I'm wrong. That night in August when I physically hurt him in a drunken stupor that I don't remember and will forever regret, things changed forever. I thought we picked up the pieces and moved on through open and honest communication about our feelings, through me seeing a therapist to work on my anger management issues, through me making an actual effort to not drink when I am unhappy. But it seems to have formed a permanent scar for N, while my guilt have formed scabs that are constantly picked on by him.

That night ended our honeymoon. He has systematically been pushing me out of his life, and with that, I have grown needier for attention, and ultimately have now questioned the very fundamentals of a monogamous relationship. Sadly, and it really hurts to say this, but I don't feel that he wants to connect with me anymore, even though after every fight that we have, he will tell me that he does, but he needs time, and then we have amazing make-up sex, but that's really the only time ever that we fuck - after a big fight.

Is it actually possible to love and be loved in return, in the aggregate of things, with one person for a very long time? I don't know. I used to think so. Maybe in a perfectly healthy relationship, which was what I thought I had. But the more N is cold to me, the more I start trying to find validation elsewhere, which is terrible of course. I actually watched so much porn at school because I was so sexually frustrated that I used up all my 4gb of mobile data in two weeks. Yeah, I jizzed in every bathroom at school basically.

Two weeks ago it was an all time low when I A) was gulled into thinking that things were fine after our big big fight early Nov when we patched things up after 2) but I still felt the emotional chasm creeping back up 3) Concrete evidence, at least in my perspective, was that N didn't plan anything for my birthday, which was the single thing I was looking forward to in a constant onslaught of job rejections. The emotional abuse that I got from being constantly turned down without interviews was so tough, and I really wanted some support in a place where my main support system, i.e. my mom, wasn't around. Then there was a house party where I drank a bit, and saw the Belgian boy in my class with a ridiculously tight A&F shirt and his bulging pecs, and so I flirted with him and grazed his thighs/touched his shoulders for a lot longer than is considered platonic.

He texted me later that night saying I was touchy, and in my clouded judgment I asked him if he wanted to have cybersex. He said no, but he could wank in front of me in the bathroom and let me watch. I said yes, and asked when was he free. I was so turned on I wrote to him "my dick is so fucking hard for you right now" and I ended up jacking off twice that night to porn while N was asleep.

The next day I felt so guilty about my deliberations to cheat on N. I didn't meet up with the guy, and a few days later I decided to do it the healthier albeit more painful way of telling N how I felt: the sexual frustration, the emotional neglect, the birthday, etc. and we made up. Things were looking tenuously better all the way until two days ago when he was using my iPad and those iMessage sexts from two weeks ago started popping up for no reason and he read them all.

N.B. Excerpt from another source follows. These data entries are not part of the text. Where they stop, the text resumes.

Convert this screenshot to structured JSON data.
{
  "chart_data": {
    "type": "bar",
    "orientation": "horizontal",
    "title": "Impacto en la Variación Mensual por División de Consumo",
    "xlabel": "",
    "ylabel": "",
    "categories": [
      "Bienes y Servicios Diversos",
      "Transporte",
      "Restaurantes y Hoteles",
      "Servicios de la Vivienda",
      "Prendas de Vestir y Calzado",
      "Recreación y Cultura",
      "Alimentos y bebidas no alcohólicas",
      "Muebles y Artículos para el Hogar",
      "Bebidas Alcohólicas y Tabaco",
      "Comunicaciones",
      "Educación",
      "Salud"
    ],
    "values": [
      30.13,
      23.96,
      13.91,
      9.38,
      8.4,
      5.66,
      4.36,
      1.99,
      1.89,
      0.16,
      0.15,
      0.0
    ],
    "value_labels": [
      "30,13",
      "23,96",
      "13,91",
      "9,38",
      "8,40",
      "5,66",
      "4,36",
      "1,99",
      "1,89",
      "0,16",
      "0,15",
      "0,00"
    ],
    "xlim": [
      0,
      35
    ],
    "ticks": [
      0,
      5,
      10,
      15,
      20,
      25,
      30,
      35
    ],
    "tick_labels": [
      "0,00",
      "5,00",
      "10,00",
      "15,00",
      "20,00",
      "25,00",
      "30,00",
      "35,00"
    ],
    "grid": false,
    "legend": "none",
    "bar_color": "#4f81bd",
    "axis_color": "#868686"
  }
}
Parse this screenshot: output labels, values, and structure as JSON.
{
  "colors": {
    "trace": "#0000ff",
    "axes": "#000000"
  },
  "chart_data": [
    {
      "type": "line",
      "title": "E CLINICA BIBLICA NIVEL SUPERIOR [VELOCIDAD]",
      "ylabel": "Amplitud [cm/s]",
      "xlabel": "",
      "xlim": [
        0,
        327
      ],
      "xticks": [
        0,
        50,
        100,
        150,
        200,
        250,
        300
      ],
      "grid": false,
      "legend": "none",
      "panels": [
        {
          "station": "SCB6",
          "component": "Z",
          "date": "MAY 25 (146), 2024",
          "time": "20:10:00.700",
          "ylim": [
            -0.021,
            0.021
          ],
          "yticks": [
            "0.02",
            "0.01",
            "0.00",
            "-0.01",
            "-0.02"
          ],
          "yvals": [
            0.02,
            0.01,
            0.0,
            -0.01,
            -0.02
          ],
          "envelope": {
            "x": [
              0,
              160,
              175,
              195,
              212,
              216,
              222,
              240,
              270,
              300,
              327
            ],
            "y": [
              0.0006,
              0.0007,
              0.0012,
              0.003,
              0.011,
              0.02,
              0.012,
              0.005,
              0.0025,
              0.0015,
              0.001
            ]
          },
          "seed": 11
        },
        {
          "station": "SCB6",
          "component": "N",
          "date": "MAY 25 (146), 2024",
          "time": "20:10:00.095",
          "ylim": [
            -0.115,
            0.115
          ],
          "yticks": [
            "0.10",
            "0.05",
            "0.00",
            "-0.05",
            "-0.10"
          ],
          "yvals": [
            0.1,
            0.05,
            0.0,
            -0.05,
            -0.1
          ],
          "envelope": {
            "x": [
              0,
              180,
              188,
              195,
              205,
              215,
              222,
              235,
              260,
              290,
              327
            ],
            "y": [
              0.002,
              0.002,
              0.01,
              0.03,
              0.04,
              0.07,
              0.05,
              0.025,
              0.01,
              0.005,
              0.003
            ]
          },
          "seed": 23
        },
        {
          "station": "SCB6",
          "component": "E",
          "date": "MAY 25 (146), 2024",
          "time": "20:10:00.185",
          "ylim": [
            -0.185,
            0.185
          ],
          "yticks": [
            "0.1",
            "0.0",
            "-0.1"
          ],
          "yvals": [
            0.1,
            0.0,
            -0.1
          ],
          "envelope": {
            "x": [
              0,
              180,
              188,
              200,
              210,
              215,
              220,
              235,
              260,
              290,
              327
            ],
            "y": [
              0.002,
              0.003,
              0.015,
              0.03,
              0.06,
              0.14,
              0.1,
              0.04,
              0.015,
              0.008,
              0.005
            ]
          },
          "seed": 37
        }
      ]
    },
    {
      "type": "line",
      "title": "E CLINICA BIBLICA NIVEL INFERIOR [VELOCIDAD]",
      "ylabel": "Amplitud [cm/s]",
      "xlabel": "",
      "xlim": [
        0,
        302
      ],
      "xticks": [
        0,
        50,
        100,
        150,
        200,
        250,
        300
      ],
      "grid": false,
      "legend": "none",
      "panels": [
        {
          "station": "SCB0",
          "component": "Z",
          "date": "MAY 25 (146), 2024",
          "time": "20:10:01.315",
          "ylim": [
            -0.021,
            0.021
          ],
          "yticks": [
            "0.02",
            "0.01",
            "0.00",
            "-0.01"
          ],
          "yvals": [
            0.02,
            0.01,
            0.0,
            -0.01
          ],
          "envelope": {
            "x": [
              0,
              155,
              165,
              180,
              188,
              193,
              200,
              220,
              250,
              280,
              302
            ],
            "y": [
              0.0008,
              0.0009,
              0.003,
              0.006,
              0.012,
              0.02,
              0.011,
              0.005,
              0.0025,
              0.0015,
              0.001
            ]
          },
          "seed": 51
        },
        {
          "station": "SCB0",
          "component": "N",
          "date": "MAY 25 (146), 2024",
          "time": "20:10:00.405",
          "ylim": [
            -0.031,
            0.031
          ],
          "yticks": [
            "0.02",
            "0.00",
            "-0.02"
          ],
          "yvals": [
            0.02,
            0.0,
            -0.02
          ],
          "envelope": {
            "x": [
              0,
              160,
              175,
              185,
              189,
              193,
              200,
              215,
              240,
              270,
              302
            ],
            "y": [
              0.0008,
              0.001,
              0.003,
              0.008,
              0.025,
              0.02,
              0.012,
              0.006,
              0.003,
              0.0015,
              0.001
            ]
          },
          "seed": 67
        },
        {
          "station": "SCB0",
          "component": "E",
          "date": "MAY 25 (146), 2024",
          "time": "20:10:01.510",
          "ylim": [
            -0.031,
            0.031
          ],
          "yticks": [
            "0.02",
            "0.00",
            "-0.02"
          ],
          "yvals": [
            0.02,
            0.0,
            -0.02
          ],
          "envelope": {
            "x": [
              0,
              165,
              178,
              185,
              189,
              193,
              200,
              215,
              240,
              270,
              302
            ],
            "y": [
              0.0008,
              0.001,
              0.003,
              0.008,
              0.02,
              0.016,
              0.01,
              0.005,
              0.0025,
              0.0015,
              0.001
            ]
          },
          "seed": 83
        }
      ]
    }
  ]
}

Firstly, fuck iMessages. I deleted them off my iPhone but of course it'll appear on my iPad as well. Secondly, I don't know where we are at right now. On the surface he is telling me he is fine, but I know he has a habit of faking to me that all is fine, just so that I can focus on other things instead, like studies or job-hunting, but then it'll slowly become obvious to me that it's all fake and I get even more and more hurt and do stupid things like what I did.

It probably also doesn't help at all that I am currently living at his place with his dad and sister in the house, both of whom are apparently oblivious that we are dating (conservative Middle Eastern culture). We don't have any private time where we can be silly with each other or feel intimate. The whole environment is just sorely wrong. Back when he was living with my family, it was so different. My family is so much more open-minded and they left us alone to do our own things a lot, which obviously also included sex (we even did it once in the movie room at home wahaha - had to dodge the CCTV that my mom installed around the house).

Anyway, I am trying to emotionally prepare myself for what is going to happen after Christmas break when we are going to spend two weeks apart. I don't know if I have the strength in me anymore to continue in a relationship that is always tenuously civil at best, with no more of the feeling of being drunkenly in love. Maybe for him he has already prepared himself three months ago, that we had a good run, maybe the best run we will ever have in our lives, and that maybe it is time to move on.